André Martins

Personal information
- Full name: André Filipe Franco Martins
- Date of birth: 12 October 1989 (age 36)
- Place of birth: Odivelas, Portugal
- Height: 1.93 m (6 ft 4 in)
- Position: Goalkeeper

Youth career
- 1997–1998: Futebol Benfica
- 1998–2002: Tenente Valdez
- 2002–2008: Sporting CP

Senior career*
- Years: Team / Apps / (Gls)
- 2008–2009: Casa Pia / 6 / (0)
- 2009–2010: Igreja Nova / 5 / (0)
- 2010–2013: Real Massamá / 54 / (0)
- 2013: Tampines Rovers / 11 / (0)
- 2014–2015: Sintrense / 0 / (0)
- 2015–2016: Real Massamá / 16 / (0)
- 2016–2017: Alta de Lisboa / 1 / (0)
- 2017–2018: Pêro Pinheiro / 4 / (0)
- 2018–2019: Oeiras / 27 / (0)
- 2019–2020: Atlético / 18 / (0)
- Total:  / 142 / (0)

International career
- 2005–2006: Portugal U17 / 6 / (0)
- 2007: Portugal U18 / 1 / (0)

= André Martins (footballer, born 1989) =

Portuguese footballer (born 1989)

André Filipe Franco Martins (born 12 October 1989) is a Portuguese former professional footballer who played as a goalkeeper.

==Club career==
Born in Odivelas, Lisbon District, Martins played youth football for three local clubs, including Sporting CP from ages 12 to 18. He competed solely in the lower leagues in his country, starting out at Casa Pia A.C. in the 2008–09 season.

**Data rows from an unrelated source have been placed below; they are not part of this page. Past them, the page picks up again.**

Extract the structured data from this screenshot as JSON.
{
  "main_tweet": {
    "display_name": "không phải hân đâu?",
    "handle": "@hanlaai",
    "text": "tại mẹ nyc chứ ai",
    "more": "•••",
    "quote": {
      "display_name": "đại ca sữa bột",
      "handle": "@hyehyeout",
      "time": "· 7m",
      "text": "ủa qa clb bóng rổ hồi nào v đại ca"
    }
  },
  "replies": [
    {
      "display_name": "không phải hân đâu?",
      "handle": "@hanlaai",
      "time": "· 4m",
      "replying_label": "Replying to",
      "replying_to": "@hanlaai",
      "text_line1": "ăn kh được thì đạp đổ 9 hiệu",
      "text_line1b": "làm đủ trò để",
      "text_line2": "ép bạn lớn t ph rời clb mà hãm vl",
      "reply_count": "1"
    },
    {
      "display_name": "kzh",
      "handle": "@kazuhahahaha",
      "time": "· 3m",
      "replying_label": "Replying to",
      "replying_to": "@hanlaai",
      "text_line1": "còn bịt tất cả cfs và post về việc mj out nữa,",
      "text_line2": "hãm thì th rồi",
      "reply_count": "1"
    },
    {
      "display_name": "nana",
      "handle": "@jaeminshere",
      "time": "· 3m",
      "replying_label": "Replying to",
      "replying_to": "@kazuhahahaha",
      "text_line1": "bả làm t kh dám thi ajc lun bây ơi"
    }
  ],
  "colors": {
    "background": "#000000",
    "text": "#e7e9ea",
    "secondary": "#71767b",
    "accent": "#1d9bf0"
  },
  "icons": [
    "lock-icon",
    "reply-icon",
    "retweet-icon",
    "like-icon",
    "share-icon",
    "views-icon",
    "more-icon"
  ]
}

In June 2013, Martins signed for S. League side Tampines Rovers FC from Real SC, being joined in the adventure by his compatriots Diogo Caramelo and Vítor Ladeiras. He soon picked up an injury and, at the end of the campaign, which ended with championship conquest, returned to Portugal and its third division.